Let us go through this again and add the necessary information as we go. First, the taxpayer disposes of their relinquished property utilizing our services (few qualified intermediaries are willing to or capable of doing these exchanges). We immediately sell the relinquished property to the buyer and use the net proceeds to acquire the replacement property. But here are the first two major differences: 1) we actually acquire the replacement property through a new corporation (a "single-purpose entity") for liability purposes, 2) this entity holds on to the replacement property and puts on the improvements. Consequently, the taxpayer must now abide by the rules of the typical deferred exchange. In addition, the IRS imposes additional rules for the acquisition of the replacement property.

From the IRS website...

Replacement property to be produced. Gain or loss from a deferred exchange can qualify for nonrecognition even if the replacement property is not in existence or is being produced at the time you identify it as replacement property. If you need
to know the FMV of the replacement property to identify it, estimate its FMV as of the date you expect to receive it.
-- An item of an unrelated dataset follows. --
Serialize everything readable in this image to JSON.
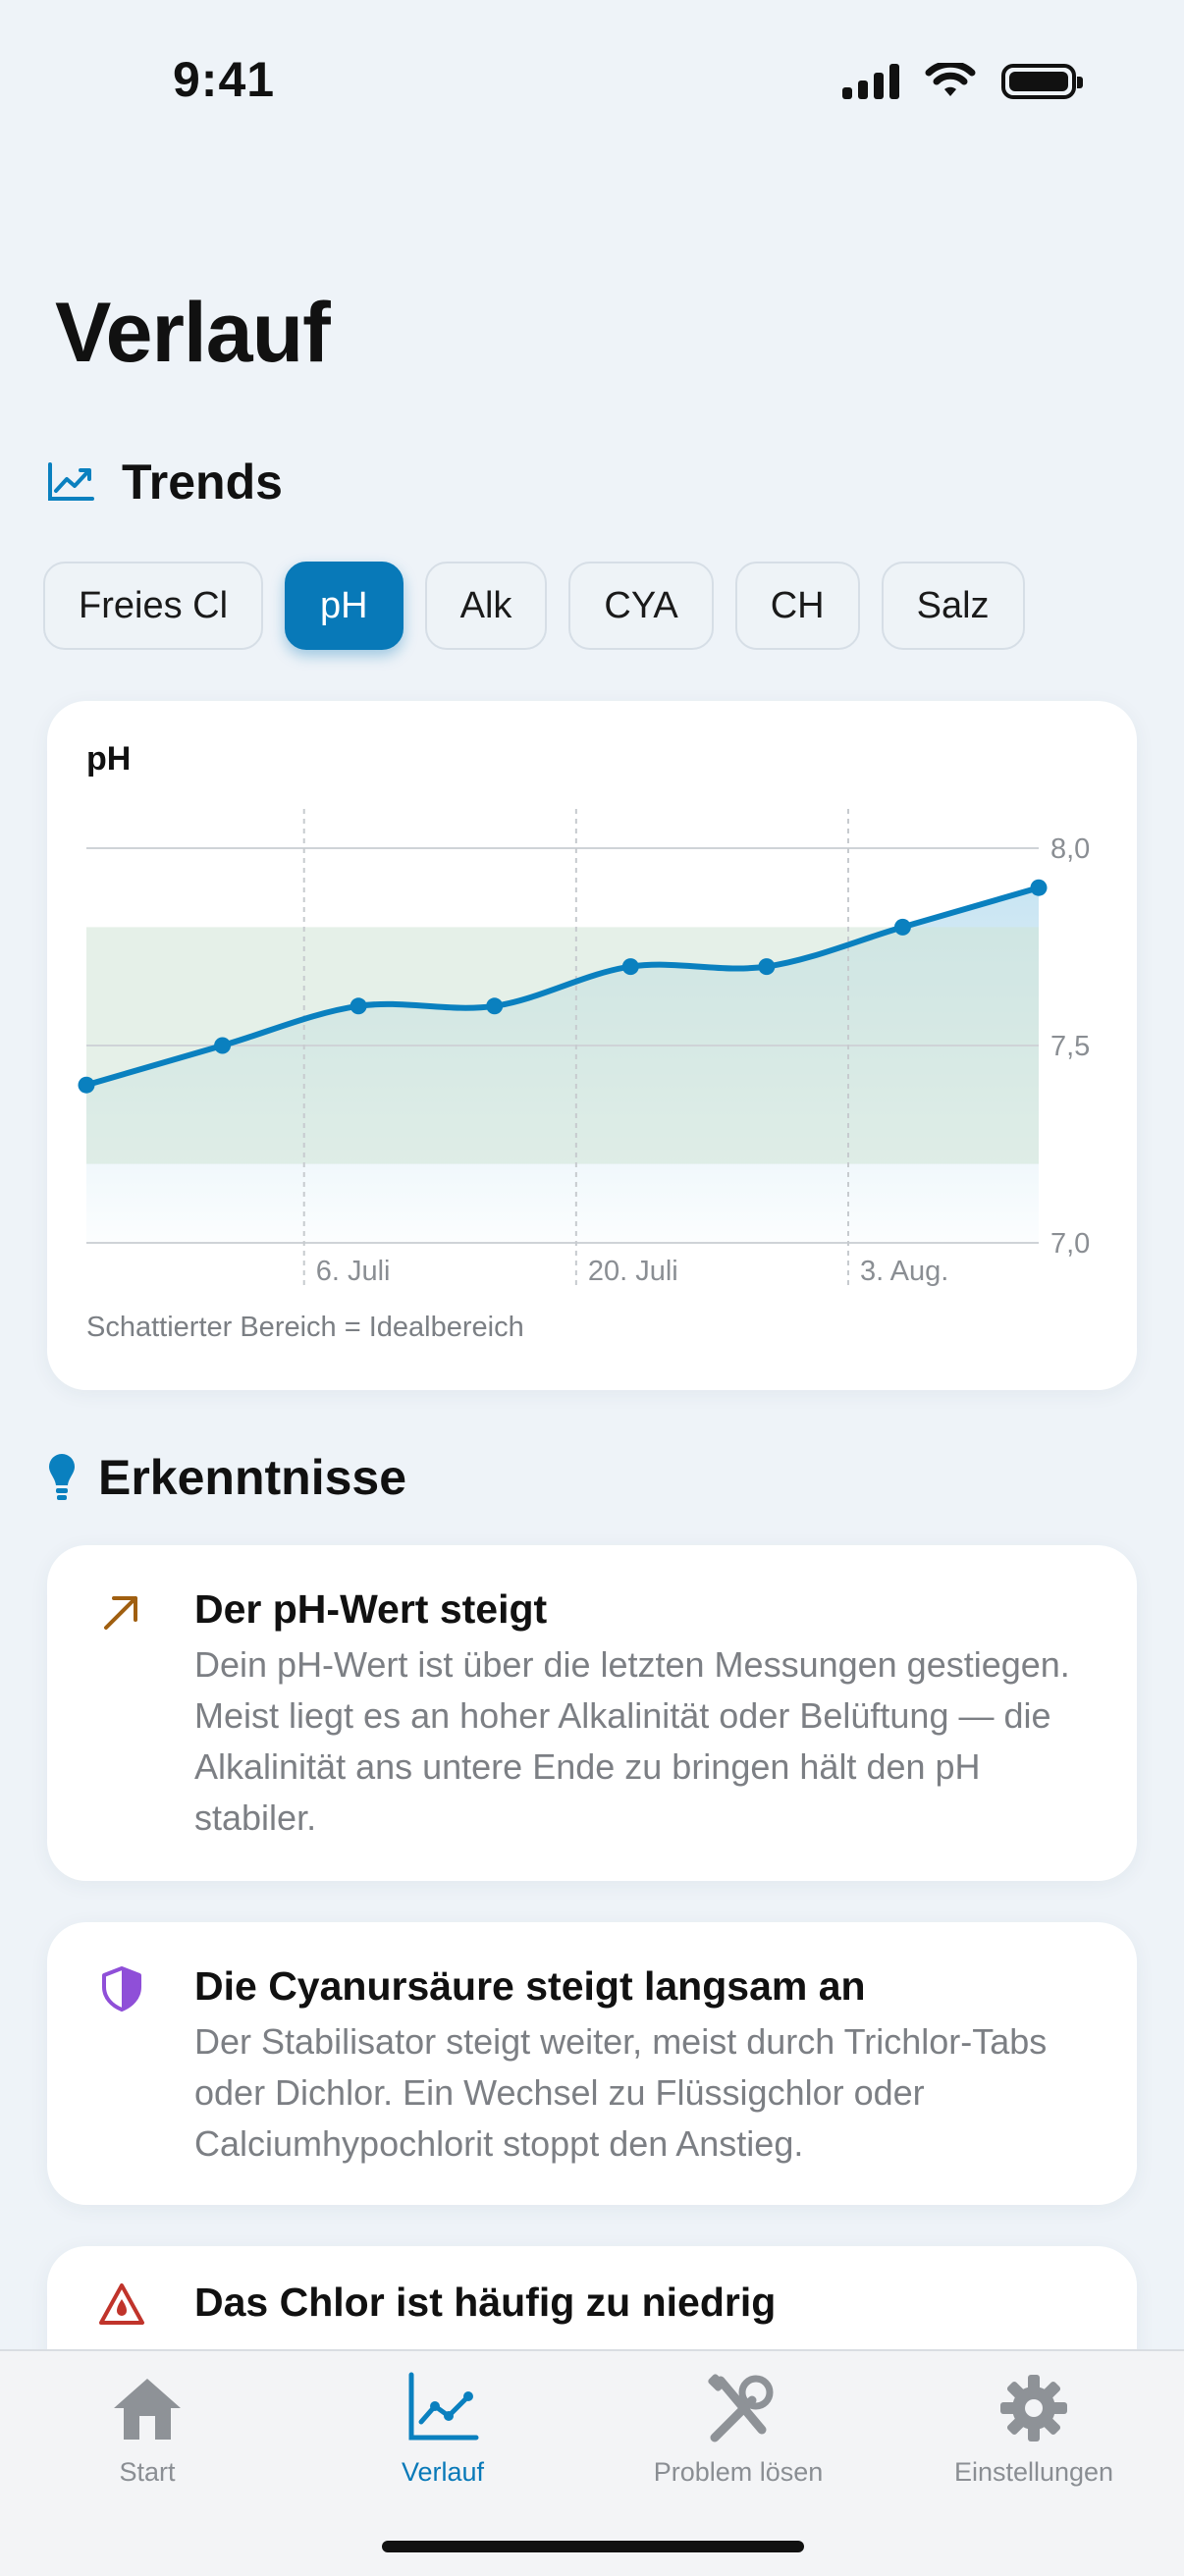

To determine whether the replacement property you received qualifies as like-kind by being substantially the same as the property you identified, do not take into account any variations due to usual production changes. Substantial changes in the property to be produced, however, will disqualify it as like-kind property.

If your identified replacement property is personal property to be produced, it must be completed by the date you receive it to qualify as like-kind property.

If your identified replacement property is real property to be produced and it is not completed by the date you receive the property, it may still qualify as like-kind property. It will qualify as like-kind property only if, had it been completed on time,the property you received would have been considered to be substantially the same as the property you identified. It is considered to be substantially the same only to the extent the property received is considered real property under local law.

However, any additional production on the replacement property after you receive it does not qualify as like-kind property. (To this extent, the transaction is treated as a taxable exchange of property for services.)

Receipt requirement. The property must be received by the earlier of:

The 180th day after the date on which you transfer the property given up in the exchange, or

The due date, including extensions, for your tax return for the tax year in which the transfer of the property given up occurs.

You must receive substantially the same property that met the identification requirement, discussed earlier.